Correlation between echocardiographic parameters of LV remodelling and histological parameters measured by CardiLect Analyser after lectin histochemistry. (A) Rats were subjected to sham or TAC surgery. Echocardiography and lectin histochemistry were carried out after 14–16 weeks of follow‐up. (B) Representative M‐mode echocardiographic images of sham and TAC‐operated animals after follow‐up. (C) Echocardiographic parameters of LV remodelling showing increased LV mass and decreased systolic function after TAC surgery. *P < 0.05, unpaired t‐test (n = 4 for sham, n = 7 for TAC groups; n represents the number of animals). (D) Cardiomyocyte cross‐sectional area (CSA) and microvascular density (MVD), histological parameters of LV remodelling, were significantly altered after TAC surgery, as measured by CardiLect Analyser after lectin histochemistry. (E,F) CSA and MVD, as measured by CardiLect Analyser, significantly correlate with echocardiographic parameters of LV remodelling (P values represents statistical significance of Spearman's correlation test).
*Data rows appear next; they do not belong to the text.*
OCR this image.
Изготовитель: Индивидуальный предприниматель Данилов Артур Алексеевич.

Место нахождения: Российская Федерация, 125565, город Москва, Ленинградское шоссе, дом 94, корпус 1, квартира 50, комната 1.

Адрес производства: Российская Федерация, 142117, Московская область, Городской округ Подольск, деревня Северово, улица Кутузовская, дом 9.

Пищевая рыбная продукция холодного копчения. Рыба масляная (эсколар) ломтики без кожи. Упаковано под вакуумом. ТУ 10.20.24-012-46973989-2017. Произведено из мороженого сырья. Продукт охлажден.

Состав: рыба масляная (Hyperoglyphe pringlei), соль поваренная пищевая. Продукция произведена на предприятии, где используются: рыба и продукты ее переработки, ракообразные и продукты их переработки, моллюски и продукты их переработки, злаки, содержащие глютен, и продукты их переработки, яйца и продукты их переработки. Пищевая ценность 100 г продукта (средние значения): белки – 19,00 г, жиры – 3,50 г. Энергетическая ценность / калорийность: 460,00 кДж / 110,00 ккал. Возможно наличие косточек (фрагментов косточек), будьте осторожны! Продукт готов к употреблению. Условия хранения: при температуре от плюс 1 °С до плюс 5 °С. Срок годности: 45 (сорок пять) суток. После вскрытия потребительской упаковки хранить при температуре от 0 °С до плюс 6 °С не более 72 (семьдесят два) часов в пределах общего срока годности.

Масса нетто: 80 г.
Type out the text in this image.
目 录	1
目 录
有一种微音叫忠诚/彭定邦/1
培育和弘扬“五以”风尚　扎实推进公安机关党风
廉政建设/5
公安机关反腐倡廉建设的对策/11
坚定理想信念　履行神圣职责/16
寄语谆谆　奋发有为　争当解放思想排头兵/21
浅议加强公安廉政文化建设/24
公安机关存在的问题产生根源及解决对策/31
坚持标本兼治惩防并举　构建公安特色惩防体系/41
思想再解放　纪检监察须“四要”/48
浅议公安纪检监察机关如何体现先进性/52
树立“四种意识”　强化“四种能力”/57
CSA, cross‐sectional area; EF, ejection fraction; FS, fractional shortening; LV, left ventricle; LVRi, left ventricular remodelling index; MVD, microvascular density; TAC, transverse aortic constriction.

Figure 8

Representative images of combined lectin histochemistry in cardiac tissues of hamsters, landrace pigs, zebrafish embryo and humans. Scale bars = 100 μm, unless specified otherwise.